Meteen werd hij naar zee gebracht en voor zijn ogen werd een gouden ring in zee gegooid. De koning beval hem deze ring van de bodem op te vissen en hij voegde eraan toe: "Kom je zonder ring boven, dan word je er weer ingegooid, net zo lang tot je in de golven omkomt." Ieder betreurde de knappe jongeling en ze lieten hem eenzaam achter. Hij stond aan het strand en bedacht wat hij zou doen. Daar kwamen opeens de drie vissen aanzwemmen wiens leven hij had gered. De middelste hield een schelp in de bek, die legde hij op 't strand aan zijn voeten, en toen hij hem opraapte en opende zag hij dat de gouden ring erin lig. Vol vreugde bracht hij hem naar de koning en verwachtte dat het beloofde nu aan hem zou worden toegestaan. De trotse prinses hoorde echter, dat hij niet van gelijke afkomst was en wilde hem niet. Ze eiste althans nog een tweede proef.

Ze ging naar de tuin en strooide zelf tien zakken gerst in 't gras. "Die moet hij morgen voor zonsopgang hebben opgeraapt," zei ze, "en er mag geen korreltje aan ontbreken." De jonge man ging in de tuin zitten nadenken hoe hij deze proef moest oplossen, maar hij kon niets bedenken en hij werd stil en treurig en dacht dat hij in de vroege morgen wel ter dood zou worden gebracht. Maar toen de eerste zonnestralen in de tuin vielen, zag hij de tien zakken propvol naast elkaar staan, en geen korrel ontbrak! De mierenkoning was 's nachts met duizend en nog eens duizend mieren aan de gang geweest. De dankbare dieren hadden alle gerstekorrels opgenomen en in de zakken gestopt. De prinses kwam zelf in de tuin kijken en zag met verbazing, dat de jongen had gedaan, wat hem was bevolen.

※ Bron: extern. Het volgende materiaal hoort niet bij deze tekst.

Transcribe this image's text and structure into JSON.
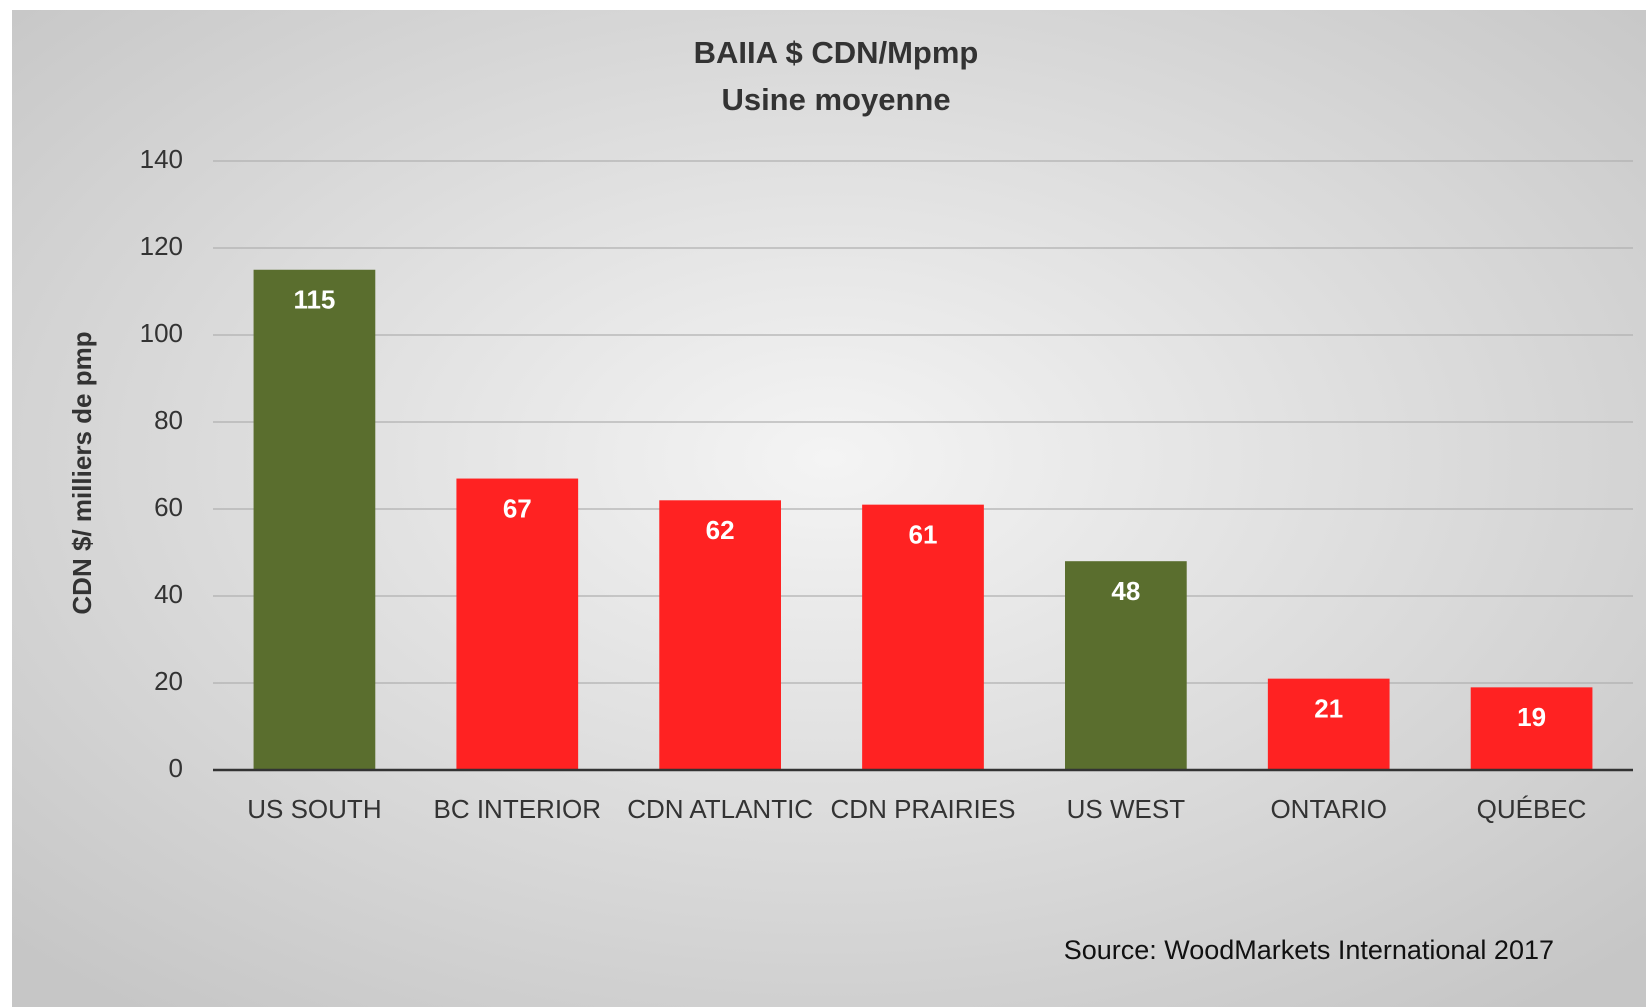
{
  "chart_data": {
    "type": "bar",
    "title": "BAIIA $ CDN/Mpmp",
    "subtitle": "Usine moyenne",
    "y_label": "CDN $/ milliers de pmp",
    "annotation": "Source: WoodMarkets International 2017",
    "categories": [
      "US SOUTH",
      "BC INTERIOR",
      "CDN ATLANTIC",
      "CDN PRAIRIES",
      "US WEST",
      "ONTARIO",
      "QUÉBEC"
    ],
    "values": [
      115,
      67,
      62,
      61,
      48,
      21,
      19
    ],
    "colors": [
      "#5a6e2e",
      "#ff2222",
      "#ff2222",
      "#ff2222",
      "#5a6e2e",
      "#ff2222",
      "#ff2222"
    ],
    "ylim": [
      0,
      140
    ],
    "yticks": [
      0,
      20,
      40,
      60,
      80,
      100,
      120,
      140
    ],
    "grid": true
  }
}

Nog kon ze haar trotse hart niet bedwingen en sprak: "Al hebt u de beide proeven doorstaan, niet eerder zult u mij trouwen of u moet mij een appel van de levensboom brengen." De jongen wist niet waar de levensboom stond, maar hij ging op reis en liep maar voort, zover zijn benen hem wilden dragen, maar hoop om de boom te vinden had hij niet. Drie koninkrijken liep hij door. 's Avonds kwam hij in een bos. Hij ging onder een boom zitten en wilde gaan slapen toen hij een geruis hoorde in de takken, en een gouden appel viel in zijn hand. Tegelijk vlogen drie raven naar beneden, gingen op zijn knie zitten en zeiden: "We zijn de drie jonge raven die u gered hebt van de hongerdood. Toen we groot waren geworden en hoorden, dat u de gouden appel zocht zijn we over de zee gevlogen tot het einde van de wereld waar de levensboom staat, en daar hebben we de appel gehaald." Verheugd begaf hij zich op de terugreis, hij bracht de gouden appel aan de schone prinses en nu had ze niets meer te zeggen. Ze deelden de appel des levens en aten die samen op: toen werd haar hart van liefde voor hem vervuld en leefden ze nog lang en gelukkig.